Password best practices for users

Use the following best practices to create strong passwords for your users that protect your Splunk Enterprise deployment.

Tips for creating strong passwords

  • Create unique passwords with a combination of words, numbers, symbols, and both lowercase and capitalized letters.
  • Consider groups of words that form a phrase or sentence, such as the opening sentence of your favorite novel or the opening line to a good joke. The ideal password could be an obscure, random phrase that is easy for you to remember, but impossible for an automated system to guess.
  • Make your password as long as your system lets you. It is increasingly easy to build password-cracking tools that can try hundreds of billions of possible password combinations per second. Each character you add to a password or passphrase increases resistance to brute-force methods.
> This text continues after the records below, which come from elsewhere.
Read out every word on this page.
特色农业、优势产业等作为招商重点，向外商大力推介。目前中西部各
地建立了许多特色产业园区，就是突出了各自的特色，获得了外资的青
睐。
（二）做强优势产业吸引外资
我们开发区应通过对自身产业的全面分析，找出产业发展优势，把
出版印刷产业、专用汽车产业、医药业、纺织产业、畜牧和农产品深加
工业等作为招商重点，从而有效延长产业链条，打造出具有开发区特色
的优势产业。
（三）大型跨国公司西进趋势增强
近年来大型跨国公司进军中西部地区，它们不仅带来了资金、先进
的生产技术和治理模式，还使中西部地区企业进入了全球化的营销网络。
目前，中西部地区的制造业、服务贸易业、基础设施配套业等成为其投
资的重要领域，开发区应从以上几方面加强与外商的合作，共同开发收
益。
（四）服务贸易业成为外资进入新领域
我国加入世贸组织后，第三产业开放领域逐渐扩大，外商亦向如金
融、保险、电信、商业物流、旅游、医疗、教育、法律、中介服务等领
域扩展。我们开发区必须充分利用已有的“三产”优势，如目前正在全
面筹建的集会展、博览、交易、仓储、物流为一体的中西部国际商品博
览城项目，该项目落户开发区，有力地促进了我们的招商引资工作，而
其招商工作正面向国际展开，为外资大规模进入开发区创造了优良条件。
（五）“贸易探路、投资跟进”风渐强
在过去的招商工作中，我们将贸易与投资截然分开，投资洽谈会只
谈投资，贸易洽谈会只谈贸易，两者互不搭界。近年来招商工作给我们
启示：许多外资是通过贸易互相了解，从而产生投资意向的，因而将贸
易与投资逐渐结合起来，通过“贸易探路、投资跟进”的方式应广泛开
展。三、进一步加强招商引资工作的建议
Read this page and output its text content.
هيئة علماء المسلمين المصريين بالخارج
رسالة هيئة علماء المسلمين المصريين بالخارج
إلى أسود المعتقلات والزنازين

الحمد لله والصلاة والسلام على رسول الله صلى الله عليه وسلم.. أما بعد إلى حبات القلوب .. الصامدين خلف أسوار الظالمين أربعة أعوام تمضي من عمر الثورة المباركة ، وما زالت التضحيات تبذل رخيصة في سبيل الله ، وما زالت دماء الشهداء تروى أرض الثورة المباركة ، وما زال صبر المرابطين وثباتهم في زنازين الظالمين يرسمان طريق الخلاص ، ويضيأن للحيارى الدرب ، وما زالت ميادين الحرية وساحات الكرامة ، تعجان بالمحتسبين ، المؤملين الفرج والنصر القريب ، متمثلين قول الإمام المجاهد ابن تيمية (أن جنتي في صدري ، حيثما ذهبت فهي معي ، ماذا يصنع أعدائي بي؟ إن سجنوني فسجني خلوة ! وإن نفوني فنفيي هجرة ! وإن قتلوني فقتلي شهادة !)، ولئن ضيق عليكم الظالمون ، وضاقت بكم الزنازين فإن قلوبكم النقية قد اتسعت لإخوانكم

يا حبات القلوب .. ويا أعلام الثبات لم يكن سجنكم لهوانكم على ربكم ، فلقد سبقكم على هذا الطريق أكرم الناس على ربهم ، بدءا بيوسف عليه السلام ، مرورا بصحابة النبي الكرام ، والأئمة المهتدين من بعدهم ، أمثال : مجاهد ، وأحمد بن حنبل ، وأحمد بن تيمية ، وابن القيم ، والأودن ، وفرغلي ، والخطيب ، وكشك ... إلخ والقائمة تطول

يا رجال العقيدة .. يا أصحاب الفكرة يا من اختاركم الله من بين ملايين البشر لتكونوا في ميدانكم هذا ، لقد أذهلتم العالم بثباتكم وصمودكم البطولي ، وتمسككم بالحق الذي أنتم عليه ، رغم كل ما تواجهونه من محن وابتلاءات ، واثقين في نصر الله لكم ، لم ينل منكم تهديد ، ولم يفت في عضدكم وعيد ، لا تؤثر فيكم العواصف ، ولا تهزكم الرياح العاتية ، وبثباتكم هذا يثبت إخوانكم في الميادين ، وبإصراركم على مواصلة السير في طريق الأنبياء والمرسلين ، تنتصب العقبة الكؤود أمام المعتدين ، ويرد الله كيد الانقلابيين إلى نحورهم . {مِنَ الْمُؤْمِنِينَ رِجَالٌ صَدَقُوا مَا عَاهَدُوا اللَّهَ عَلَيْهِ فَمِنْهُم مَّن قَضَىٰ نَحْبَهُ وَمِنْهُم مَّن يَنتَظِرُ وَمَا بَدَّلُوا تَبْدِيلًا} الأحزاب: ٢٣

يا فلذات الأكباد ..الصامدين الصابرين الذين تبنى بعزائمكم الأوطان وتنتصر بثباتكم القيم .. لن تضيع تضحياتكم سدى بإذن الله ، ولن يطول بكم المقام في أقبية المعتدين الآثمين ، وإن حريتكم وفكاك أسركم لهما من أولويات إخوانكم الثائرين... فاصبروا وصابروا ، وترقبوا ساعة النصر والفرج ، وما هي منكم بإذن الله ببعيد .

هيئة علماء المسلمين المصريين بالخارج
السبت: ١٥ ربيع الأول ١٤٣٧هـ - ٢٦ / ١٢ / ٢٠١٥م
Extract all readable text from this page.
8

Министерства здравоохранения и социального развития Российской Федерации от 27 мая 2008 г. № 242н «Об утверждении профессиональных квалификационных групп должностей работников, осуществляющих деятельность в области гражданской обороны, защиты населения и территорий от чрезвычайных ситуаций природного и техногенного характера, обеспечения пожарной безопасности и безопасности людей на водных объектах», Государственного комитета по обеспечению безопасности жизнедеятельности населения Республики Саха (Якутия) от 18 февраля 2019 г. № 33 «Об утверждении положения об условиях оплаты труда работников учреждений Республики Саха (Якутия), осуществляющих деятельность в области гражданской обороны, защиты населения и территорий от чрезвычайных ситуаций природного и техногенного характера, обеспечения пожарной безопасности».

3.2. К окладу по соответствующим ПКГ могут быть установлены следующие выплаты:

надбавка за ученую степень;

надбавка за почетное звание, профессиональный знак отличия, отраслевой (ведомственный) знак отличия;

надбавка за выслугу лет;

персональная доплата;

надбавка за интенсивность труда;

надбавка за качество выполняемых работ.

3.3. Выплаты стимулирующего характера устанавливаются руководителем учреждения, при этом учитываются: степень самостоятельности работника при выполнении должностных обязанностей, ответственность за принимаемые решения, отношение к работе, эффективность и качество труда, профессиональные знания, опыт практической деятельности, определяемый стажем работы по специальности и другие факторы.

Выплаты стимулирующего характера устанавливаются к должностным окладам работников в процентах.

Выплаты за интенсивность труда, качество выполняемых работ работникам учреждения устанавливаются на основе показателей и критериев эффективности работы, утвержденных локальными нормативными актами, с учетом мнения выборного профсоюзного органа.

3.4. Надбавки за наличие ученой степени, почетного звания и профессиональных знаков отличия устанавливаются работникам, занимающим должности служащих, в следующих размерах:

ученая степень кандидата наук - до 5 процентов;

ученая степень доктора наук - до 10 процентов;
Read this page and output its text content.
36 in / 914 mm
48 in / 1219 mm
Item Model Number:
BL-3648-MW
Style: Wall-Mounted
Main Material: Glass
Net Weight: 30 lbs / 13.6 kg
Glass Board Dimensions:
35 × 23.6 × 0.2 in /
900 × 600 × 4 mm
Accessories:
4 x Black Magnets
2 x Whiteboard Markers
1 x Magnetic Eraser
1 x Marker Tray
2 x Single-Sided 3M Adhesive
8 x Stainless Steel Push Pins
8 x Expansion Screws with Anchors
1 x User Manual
Avoid the following insecure practices

  • Do not choose passwords based on personal information, such as your birth date, your Social Security or phone number, or the names of family members.
  • Do not use a word from the dictionary. Password-cracking tools that are freely available online often come with dictionary lists that will try thousands of common names and passwords. Try using multiple words, adding a numeral to the words, or adding punctuation at the beginning or end of the word, or both.
  • Never use the same password for different websites.
  • Never use the password you've picked for your email account at any online website.
  • Do not store your list of passwords on your computer in plain text, or even on a piece of paper.